Still, many frontline workers haven’t completed brain injury training or education, Dr Fitts says, and often don’t recognise their signs and symptoms. “I think once people know about it, it’s like a light-bulb moment where they’ll go, ‘Ah ha, I see this now in some of my clients’ — where previously they may have attributed their behaviour to mental health or drugs and alcohol or a combination of those things. It may also be — or it may just be — the traumatic brain injury.”

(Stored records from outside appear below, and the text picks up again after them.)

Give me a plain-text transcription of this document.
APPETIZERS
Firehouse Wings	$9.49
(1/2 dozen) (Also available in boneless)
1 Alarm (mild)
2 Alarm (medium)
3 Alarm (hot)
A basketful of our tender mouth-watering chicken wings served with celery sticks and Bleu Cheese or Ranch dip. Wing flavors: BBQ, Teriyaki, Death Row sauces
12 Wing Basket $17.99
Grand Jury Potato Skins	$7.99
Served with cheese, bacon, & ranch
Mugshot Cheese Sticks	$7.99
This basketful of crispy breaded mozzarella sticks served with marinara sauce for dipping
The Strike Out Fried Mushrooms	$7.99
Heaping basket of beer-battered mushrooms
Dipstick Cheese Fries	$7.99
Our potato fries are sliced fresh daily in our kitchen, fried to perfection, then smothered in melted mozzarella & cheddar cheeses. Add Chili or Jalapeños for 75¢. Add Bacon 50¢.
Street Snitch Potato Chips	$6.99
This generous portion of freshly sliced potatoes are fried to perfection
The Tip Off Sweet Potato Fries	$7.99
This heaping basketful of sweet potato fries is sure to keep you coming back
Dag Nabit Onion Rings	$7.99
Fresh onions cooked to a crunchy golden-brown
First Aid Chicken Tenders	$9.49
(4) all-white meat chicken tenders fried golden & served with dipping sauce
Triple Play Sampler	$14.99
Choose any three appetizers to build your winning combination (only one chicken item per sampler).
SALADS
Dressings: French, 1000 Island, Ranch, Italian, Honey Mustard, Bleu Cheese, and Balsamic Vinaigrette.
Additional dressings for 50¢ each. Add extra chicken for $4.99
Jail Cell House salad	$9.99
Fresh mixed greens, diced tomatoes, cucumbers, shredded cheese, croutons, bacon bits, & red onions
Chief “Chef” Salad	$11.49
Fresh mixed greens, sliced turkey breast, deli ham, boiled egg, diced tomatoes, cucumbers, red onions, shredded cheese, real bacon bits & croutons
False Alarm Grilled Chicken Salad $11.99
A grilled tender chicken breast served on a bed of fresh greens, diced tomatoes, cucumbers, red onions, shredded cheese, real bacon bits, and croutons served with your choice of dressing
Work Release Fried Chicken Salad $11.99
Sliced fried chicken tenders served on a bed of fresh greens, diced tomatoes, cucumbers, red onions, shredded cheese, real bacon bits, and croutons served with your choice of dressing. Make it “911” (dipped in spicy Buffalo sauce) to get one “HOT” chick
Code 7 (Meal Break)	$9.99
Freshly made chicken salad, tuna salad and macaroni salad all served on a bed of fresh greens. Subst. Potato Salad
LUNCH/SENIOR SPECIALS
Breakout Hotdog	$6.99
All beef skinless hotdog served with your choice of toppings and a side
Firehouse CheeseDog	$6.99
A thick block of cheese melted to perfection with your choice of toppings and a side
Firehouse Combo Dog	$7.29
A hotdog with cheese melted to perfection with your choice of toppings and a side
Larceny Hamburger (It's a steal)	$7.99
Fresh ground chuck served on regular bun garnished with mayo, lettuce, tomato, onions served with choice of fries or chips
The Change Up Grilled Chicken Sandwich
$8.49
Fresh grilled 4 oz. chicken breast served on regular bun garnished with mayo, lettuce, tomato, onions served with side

Compounding the problem is that Aboriginal women often won’t access hospital or support services for complex reasons that can be traced back to settler colonisation. For another recent study, Dr Fitts and her team interviewed dozens of women and frontline workers in Queensland and the Northern Territory to better understand the barriers, which include a lack of awareness of brain injury symptoms, controlling partners stopping women from seeking help, and a fear of the violence escalating if they do.

But the most influential factor is a legitimate fear their children will be removed by protection agencies. As one woman in the study explained: “We won’t report when there is domestic violence. If there is any words that come from the woman that [her] children were there, children are considered at risk and so they are taken.”